Lufthansa, which owns low cost airline Germanwings, has pledged to cover "all costs" arising from the disaster last week.
Compensation for families of the 149 people who were apparently killed by co-pilot Lubitz could send the bill higher still, if investigators find Lufthansa liable in some way.
Airline chief Carston Spohr has said previously he thought no safety system in existence could have prevented Lubitz from deliberately crashing the Airbus A320 plane.
Compensation rules state relatives of the 149 victims could get bigger payouts if it can be established their loved ones knew the plane was about to crash.
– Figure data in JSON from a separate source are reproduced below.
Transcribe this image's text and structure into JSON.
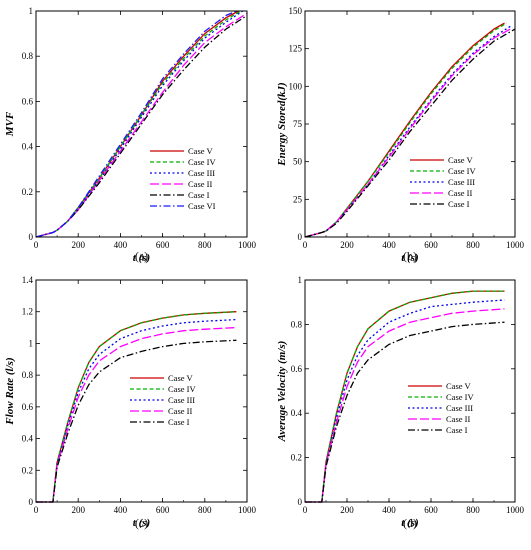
{
  "colors": {
    "case_v": "#cc0000",
    "case_iv": "#00b000",
    "case_iii": "#0000ee",
    "case_ii": "#ff00ff",
    "case_i": "#000000",
    "case_vi": "#1a1aff"
  },
  "chart_data": [
    {
      "type": "line",
      "panel_label": "(a)",
      "xlabel": "t (s)",
      "ylabel": "MVF",
      "xlim": [
        0,
        1000
      ],
      "ylim": [
        0,
        1
      ],
      "xticks": [
        0,
        200,
        400,
        600,
        800,
        1000
      ],
      "yticks": [
        0,
        0.2,
        0.4,
        0.6,
        0.8,
        1
      ],
      "xtick_labels": [
        "0",
        "200",
        "400",
        "600",
        "800",
        "1000"
      ],
      "ytick_labels": [
        "0",
        "0.2",
        "0.4",
        "0.6",
        "0.8",
        "1"
      ],
      "legend_position": "lower-right",
      "series": [
        {
          "name": "Case V",
          "style": "solid",
          "color_key": "case_v",
          "x": [
            0,
            80,
            100,
            150,
            200,
            300,
            400,
            500,
            600,
            700,
            800,
            900,
            960
          ],
          "y": [
            0,
            0.02,
            0.03,
            0.07,
            0.13,
            0.26,
            0.4,
            0.54,
            0.69,
            0.8,
            0.9,
            0.97,
            1.0
          ]
        },
        {
          "name": "Case IV",
          "style": "dashed",
          "color_key": "case_iv",
          "x": [
            0,
            80,
            100,
            150,
            200,
            300,
            400,
            500,
            600,
            700,
            800,
            900,
            970
          ],
          "y": [
            0,
            0.02,
            0.03,
            0.07,
            0.13,
            0.26,
            0.4,
            0.54,
            0.68,
            0.79,
            0.89,
            0.96,
            1.0
          ]
        },
        {
          "name": "Case III",
          "style": "dotted",
          "color_key": "case_iii",
          "x": [
            0,
            80,
            100,
            150,
            200,
            300,
            400,
            500,
            600,
            700,
            800,
            900,
            980
          ],
          "y": [
            0,
            0.02,
            0.03,
            0.07,
            0.13,
            0.25,
            0.39,
            0.53,
            0.67,
            0.78,
            0.88,
            0.95,
            1.0
          ]
        },
        {
          "name": "Case II",
          "style": "longdash",
          "color_key": "case_ii",
          "x": [
            0,
            80,
            100,
            150,
            200,
            300,
            400,
            500,
            600,
            700,
            800,
            900,
            1000
          ],
          "y": [
            0,
            0.02,
            0.03,
            0.07,
            0.12,
            0.25,
            0.38,
            0.51,
            0.64,
            0.76,
            0.86,
            0.93,
            0.99
          ]
        },
        {
          "name": "Case I",
          "style": "dashdot",
          "color_key": "case_i",
          "x": [
            0,
            80,
            100,
            150,
            200,
            300,
            400,
            500,
            600,
            700,
            800,
            900,
            1000
          ],
          "y": [
            0,
            0.02,
            0.03,
            0.07,
            0.12,
            0.24,
            0.37,
            0.5,
            0.63,
            0.74,
            0.84,
            0.92,
            0.98
          ]
        },
        {
          "name": "Case VI",
          "style": "dashdot",
          "color_key": "case_vi",
          "x": [
            0,
            80,
            100,
            150,
            200,
            300,
            400,
            500,
            600,
            700,
            800,
            900,
            950
          ],
          "y": [
            0,
            0.02,
            0.03,
            0.07,
            0.13,
            0.27,
            0.41,
            0.55,
            0.7,
            0.81,
            0.91,
            0.98,
            1.0
          ]
        }
      ]
    },
    {
      "type": "line",
      "panel_label": "(b)",
      "xlabel": "t (s)",
      "ylabel": "Energy Stored(kJ)",
      "xlim": [
        0,
        1000
      ],
      "ylim": [
        0,
        150
      ],
      "xticks": [
        0,
        200,
        400,
        600,
        800,
        1000
      ],
      "yticks": [
        0,
        25,
        50,
        75,
        100,
        125,
        150
      ],
      "xtick_labels": [
        "0",
        "200",
        "400",
        "600",
        "800",
        "1000"
      ],
      "ytick_labels": [
        "0",
        "25",
        "50",
        "75",
        "100",
        "125",
        "150"
      ],
      "legend_position": "lower-right",
      "series": [
        {
          "name": "Case V",
          "style": "solid",
          "color_key": "case_v",
          "x": [
            0,
            80,
            100,
            150,
            200,
            300,
            400,
            500,
            600,
            700,
            800,
            900,
            950
          ],
          "y": [
            0,
            3,
            4,
            10,
            19,
            37,
            57,
            77,
            96,
            113,
            127,
            138,
            142
          ]
        },
        {
          "name": "Case IV",
          "style": "dashed",
          "color_key": "case_iv",
          "x": [
            0,
            80,
            100,
            150,
            200,
            300,
            400,
            500,
            600,
            700,
            800,
            900,
            960
          ],
          "y": [
            0,
            3,
            4,
            10,
            19,
            37,
            56,
            76,
            95,
            112,
            126,
            137,
            142
          ]
        },
        {
          "name": "Case III",
          "style": "dotted",
          "color_key": "case_iii",
          "x": [
            0,
            80,
            100,
            150,
            200,
            300,
            400,
            500,
            600,
            700,
            800,
            900,
            980
          ],
          "y": [
            0,
            3,
            4,
            10,
            18,
            35,
            54,
            73,
            91,
            108,
            122,
            133,
            140
          ]
        },
        {
          "name": "Case II",
          "style": "longdash",
          "color_key": "case_ii",
          "x": [
            0,
            80,
            100,
            150,
            200,
            300,
            400,
            500,
            600,
            700,
            800,
            900,
            990
          ],
          "y": [
            0,
            3,
            4,
            10,
            18,
            35,
            53,
            72,
            90,
            107,
            121,
            132,
            139
          ]
        },
        {
          "name": "Case I",
          "style": "dashdot",
          "color_key": "case_i",
          "x": [
            0,
            80,
            100,
            150,
            200,
            300,
            400,
            500,
            600,
            700,
            800,
            900,
            1000
          ],
          "y": [
            0,
            3,
            4,
            9,
            17,
            34,
            51,
            70,
            87,
            104,
            118,
            130,
            138
          ]
        }
      ]
    },
    {
      "type": "line",
      "panel_label": "(c)",
      "xlabel": "t (s)",
      "ylabel": "Flow Rate (l/s)",
      "xlim": [
        0,
        1000
      ],
      "ylim": [
        0,
        1.4
      ],
      "xticks": [
        0,
        200,
        400,
        600,
        800,
        1000
      ],
      "yticks": [
        0,
        0.2,
        0.4,
        0.6,
        0.8,
        1,
        1.2,
        1.4
      ],
      "xtick_labels": [
        "0",
        "200",
        "400",
        "600",
        "800",
        "1000"
      ],
      "ytick_labels": [
        "0",
        "0.2",
        "0.4",
        "0.6",
        "0.8",
        "1",
        "1.2",
        "1.4"
      ],
      "legend_position": "lower-right",
      "series": [
        {
          "name": "Case V",
          "style": "solid",
          "color_key": "case_v",
          "x": [
            0,
            80,
            100,
            150,
            200,
            250,
            300,
            400,
            500,
            600,
            700,
            800,
            950
          ],
          "y": [
            0,
            0,
            0.25,
            0.5,
            0.72,
            0.88,
            0.98,
            1.08,
            1.13,
            1.16,
            1.18,
            1.19,
            1.2
          ]
        },
        {
          "name": "Case IV",
          "style": "dashed",
          "color_key": "case_iv",
          "x": [
            0,
            80,
            100,
            150,
            200,
            250,
            300,
            400,
            500,
            600,
            700,
            800,
            950
          ],
          "y": [
            0,
            0,
            0.25,
            0.5,
            0.72,
            0.88,
            0.98,
            1.08,
            1.13,
            1.16,
            1.18,
            1.19,
            1.2
          ]
        },
        {
          "name": "Case III",
          "style": "dotted",
          "color_key": "case_iii",
          "x": [
            0,
            80,
            100,
            150,
            200,
            250,
            300,
            400,
            500,
            600,
            700,
            800,
            950
          ],
          "y": [
            0,
            0,
            0.24,
            0.48,
            0.69,
            0.84,
            0.93,
            1.03,
            1.08,
            1.11,
            1.13,
            1.14,
            1.15
          ]
        },
        {
          "name": "Case II",
          "style": "longdash",
          "color_key": "case_ii",
          "x": [
            0,
            80,
            100,
            150,
            200,
            250,
            300,
            400,
            500,
            600,
            700,
            800,
            950
          ],
          "y": [
            0,
            0,
            0.23,
            0.46,
            0.66,
            0.8,
            0.89,
            0.98,
            1.03,
            1.06,
            1.08,
            1.09,
            1.1
          ]
        },
        {
          "name": "Case I",
          "style": "dashdot",
          "color_key": "case_i",
          "x": [
            0,
            80,
            100,
            150,
            200,
            250,
            300,
            400,
            500,
            600,
            700,
            800,
            950
          ],
          "y": [
            0,
            0,
            0.22,
            0.43,
            0.61,
            0.74,
            0.82,
            0.91,
            0.95,
            0.98,
            1.0,
            1.01,
            1.02
          ]
        }
      ]
    },
    {
      "type": "line",
      "panel_label": "(d)",
      "xlabel": "t (s)",
      "ylabel": "Average Velocity (m/s)",
      "xlim": [
        0,
        1000
      ],
      "ylim": [
        0,
        1
      ],
      "xticks": [
        0,
        200,
        400,
        600,
        800,
        1000
      ],
      "yticks": [
        0,
        0.2,
        0.4,
        0.6,
        0.8,
        1
      ],
      "xtick_labels": [
        "0",
        "200",
        "400",
        "600",
        "800",
        "1000"
      ],
      "ytick_labels": [
        "0",
        "0.2",
        "0.4",
        "0.6",
        "0.8",
        "1"
      ],
      "legend_position": "lower-right",
      "series": [
        {
          "name": "Case V",
          "style": "solid",
          "color_key": "case_v",
          "x": [
            0,
            80,
            100,
            150,
            200,
            250,
            300,
            400,
            500,
            600,
            700,
            800,
            950
          ],
          "y": [
            0,
            0,
            0.18,
            0.4,
            0.58,
            0.7,
            0.78,
            0.86,
            0.9,
            0.92,
            0.94,
            0.95,
            0.95
          ]
        },
        {
          "name": "Case IV",
          "style": "dashed",
          "color_key": "case_iv",
          "x": [
            0,
            80,
            100,
            150,
            200,
            250,
            300,
            400,
            500,
            600,
            700,
            800,
            950
          ],
          "y": [
            0,
            0,
            0.18,
            0.4,
            0.58,
            0.7,
            0.78,
            0.86,
            0.9,
            0.92,
            0.94,
            0.95,
            0.95
          ]
        },
        {
          "name": "Case III",
          "style": "dotted",
          "color_key": "case_iii",
          "x": [
            0,
            80,
            100,
            150,
            200,
            250,
            300,
            400,
            500,
            600,
            700,
            800,
            950
          ],
          "y": [
            0,
            0,
            0.17,
            0.38,
            0.55,
            0.66,
            0.73,
            0.81,
            0.85,
            0.88,
            0.89,
            0.9,
            0.91
          ]
        },
        {
          "name": "Case II",
          "style": "longdash",
          "color_key": "case_ii",
          "x": [
            0,
            80,
            100,
            150,
            200,
            250,
            300,
            400,
            500,
            600,
            700,
            800,
            950
          ],
          "y": [
            0,
            0,
            0.17,
            0.36,
            0.52,
            0.63,
            0.7,
            0.77,
            0.81,
            0.83,
            0.85,
            0.86,
            0.87
          ]
        },
        {
          "name": "Case I",
          "style": "dashdot",
          "color_key": "case_i",
          "x": [
            0,
            80,
            100,
            150,
            200,
            250,
            300,
            400,
            500,
            600,
            700,
            800,
            950
          ],
          "y": [
            0,
            0,
            0.16,
            0.34,
            0.48,
            0.58,
            0.64,
            0.71,
            0.75,
            0.77,
            0.79,
            0.8,
            0.81
          ]
        }
      ]
    }
  ]
}
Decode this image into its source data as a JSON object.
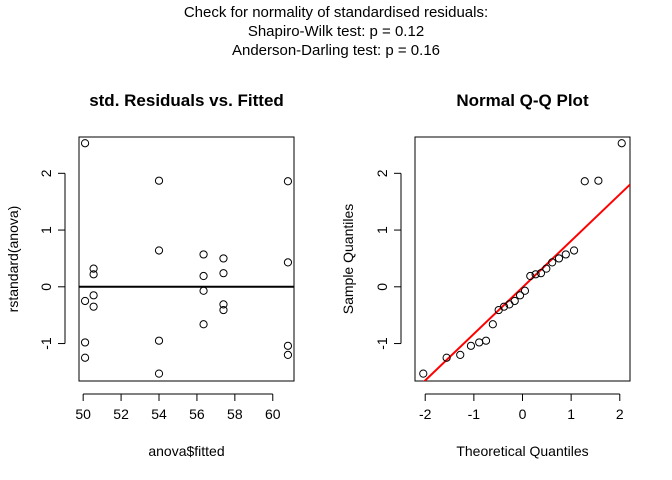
{
  "suptitle": [
    "Check for normality of standardised residuals:",
    "Shapiro-Wilk test: p =  0.12",
    "Anderson-Darling test: p =  0.16"
  ],
  "chart_data": [
    {
      "type": "scatter",
      "title": "std. Residuals vs. Fitted",
      "xlabel": "anova$fitted",
      "ylabel": "rstandard(anova)",
      "xlim": [
        49.78,
        61.12
      ],
      "ylim": [
        -1.66,
        2.64
      ],
      "xticks": [
        50,
        52,
        54,
        56,
        58,
        60
      ],
      "yticks": [
        -1,
        0,
        1,
        2
      ],
      "hline": 0,
      "points": [
        {
          "x": 50.1,
          "y": 2.53
        },
        {
          "x": 50.1,
          "y": -0.25
        },
        {
          "x": 50.1,
          "y": -0.98
        },
        {
          "x": 50.1,
          "y": -1.25
        },
        {
          "x": 50.55,
          "y": 0.32
        },
        {
          "x": 50.55,
          "y": 0.22
        },
        {
          "x": 50.55,
          "y": -0.15
        },
        {
          "x": 50.55,
          "y": -0.35
        },
        {
          "x": 54.0,
          "y": 1.87
        },
        {
          "x": 54.0,
          "y": 0.64
        },
        {
          "x": 54.0,
          "y": -0.95
        },
        {
          "x": 54.0,
          "y": -1.53
        },
        {
          "x": 56.35,
          "y": 0.57
        },
        {
          "x": 56.35,
          "y": 0.19
        },
        {
          "x": 56.35,
          "y": -0.07
        },
        {
          "x": 56.35,
          "y": -0.66
        },
        {
          "x": 57.4,
          "y": 0.5
        },
        {
          "x": 57.4,
          "y": 0.24
        },
        {
          "x": 57.4,
          "y": -0.31
        },
        {
          "x": 57.4,
          "y": -0.41
        },
        {
          "x": 60.8,
          "y": 1.86
        },
        {
          "x": 60.8,
          "y": 0.43
        },
        {
          "x": 60.8,
          "y": -1.04
        },
        {
          "x": 60.8,
          "y": -1.2
        }
      ]
    },
    {
      "type": "scatter",
      "title": "Normal Q-Q Plot",
      "xlabel": "Theoretical Quantiles",
      "ylabel": "Sample Quantiles",
      "xlim": [
        -2.21,
        2.21
      ],
      "ylim": [
        -1.66,
        2.64
      ],
      "xticks": [
        -2,
        -1,
        0,
        1,
        2
      ],
      "yticks": [
        -1,
        0,
        1,
        2
      ],
      "line": {
        "color": "#ff0000",
        "intercept": -0.01,
        "slope": 0.82
      },
      "points": [
        {
          "x": -2.04,
          "y": -1.53
        },
        {
          "x": -1.56,
          "y": -1.25
        },
        {
          "x": -1.28,
          "y": -1.2
        },
        {
          "x": -1.06,
          "y": -1.04
        },
        {
          "x": -0.89,
          "y": -0.98
        },
        {
          "x": -0.75,
          "y": -0.95
        },
        {
          "x": -0.61,
          "y": -0.66
        },
        {
          "x": -0.49,
          "y": -0.41
        },
        {
          "x": -0.38,
          "y": -0.35
        },
        {
          "x": -0.27,
          "y": -0.31
        },
        {
          "x": -0.16,
          "y": -0.25
        },
        {
          "x": -0.05,
          "y": -0.15
        },
        {
          "x": 0.05,
          "y": -0.07
        },
        {
          "x": 0.16,
          "y": 0.19
        },
        {
          "x": 0.27,
          "y": 0.22
        },
        {
          "x": 0.38,
          "y": 0.24
        },
        {
          "x": 0.49,
          "y": 0.32
        },
        {
          "x": 0.61,
          "y": 0.43
        },
        {
          "x": 0.75,
          "y": 0.5
        },
        {
          "x": 0.89,
          "y": 0.57
        },
        {
          "x": 1.06,
          "y": 0.64
        },
        {
          "x": 1.28,
          "y": 1.86
        },
        {
          "x": 1.56,
          "y": 1.87
        },
        {
          "x": 2.04,
          "y": 2.53
        }
      ]
    }
  ]
}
After the crash, a pile of torn up sick notes signing Lubitz off work were found at his home. He also received treatment for suicidal tendencies, it has been revealed.
Details have emerged of comments by the 27-year-old before the crash, in which he spoke of going down in history for doing something which would change the aviation industry.
Lufthansa has claimed it had no knowledge of Lubitz's medical records, due to patient confidentiality.
Investigators searching the crash site in the French Alps have recovered around 500 human remains, but no bodies in tact.
A team of 50 forensic experts is relying on DNA strands to identify victims. French president Francois Hollande said: "The French interior minister confirmed that by the end of the week at the latest it will be possible to identify all of the victims."